Wyatt was an 8-year-old Californian who died from Aicardi-Goutieres Syndrome Type 1, a disease that causes kidney failure. Thanks to his father, Marine drill instructor Jeremiah Gillette — and Anthony North, a Marine who helped Gillette — Wyatt was made an honorary Marine just a day before he died. “I truly feel that Wyatt has faced more hardship than any Marine has gone through, and for that should be given the title,” North wrote on Change.org.
Linville lost his right leg below the knee after surviving a bomb blast in Afghanistan. “I’m not upset about my injury, but I can’t take people feeling sorry for me,” he told PEOPLE in April, shortly before departing for his third attempt at climbing Mount Everest. He succeeded in May, becoming the first combat-wounded veteran to scale the world’s most notorious mountain. “To get on one of these mountains and to accomplish something most able-bodied people can’t, it would be like vanquishing that demon that was left behind by the war,” Linville said in April.
Marine Sergeant Cody Leifheit had been in Lewiston, Idaho, for only a week when he woke up at 2 a.m. to hear people screaming outside his apartment. He found a 19-year-old man named Tristan hanging from his neck by a rope after he’d apparently jumped from 25 feet up after telling his friends he wanted to die. Leifheit quickly organized bystanders into action, then grabbed a knife and scaled the tree to cut Tristan down. Finding no pulse, Leifheit performed chest compressions until Tristan revived and then incredibly resumed that task after a paramedic found that Tristan had bottomed out again. “This is just me being human,” Leifheit told PEOPLE. “You would have done the same thing. If you’re physically capable of doing something to save someone, you do it.

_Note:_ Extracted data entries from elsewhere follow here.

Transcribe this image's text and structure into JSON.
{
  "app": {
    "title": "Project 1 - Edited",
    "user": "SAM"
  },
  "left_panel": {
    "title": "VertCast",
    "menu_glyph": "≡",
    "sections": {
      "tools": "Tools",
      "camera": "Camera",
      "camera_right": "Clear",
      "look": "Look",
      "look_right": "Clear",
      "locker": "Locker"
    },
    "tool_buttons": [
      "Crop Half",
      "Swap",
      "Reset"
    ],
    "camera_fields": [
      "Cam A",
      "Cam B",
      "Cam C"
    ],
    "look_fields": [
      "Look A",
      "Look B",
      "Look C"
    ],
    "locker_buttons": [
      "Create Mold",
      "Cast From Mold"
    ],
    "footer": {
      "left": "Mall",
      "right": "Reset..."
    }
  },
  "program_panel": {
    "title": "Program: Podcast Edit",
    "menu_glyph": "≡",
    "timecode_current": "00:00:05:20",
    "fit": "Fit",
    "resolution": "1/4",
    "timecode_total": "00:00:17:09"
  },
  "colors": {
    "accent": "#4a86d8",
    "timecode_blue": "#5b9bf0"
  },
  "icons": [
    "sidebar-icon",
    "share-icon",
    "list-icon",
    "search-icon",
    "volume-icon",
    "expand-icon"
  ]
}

What I did was not a heroic act.”
Marine Corps Corporal Carpenter became the youngest living Medal of Honor recipient in 2014 when he was recognized for his actions on Nov. 21, 2010. Carpenter suffered catastrophic injuries fighting the Taliban in a small village in Afghanistan when he threw himself in front of a grenade to protect another Marine, Lance. Corporal Nick Eufrazio. Carpenter’s Medal of Honor citation reads, “By his undaunted courage, bold fighting spirit and unwavering devotion to duty in the face of almost certain death, Lance Corporal Carpenter reflected great credit upon himself and upheld the highest traditions of the Marine Corps.”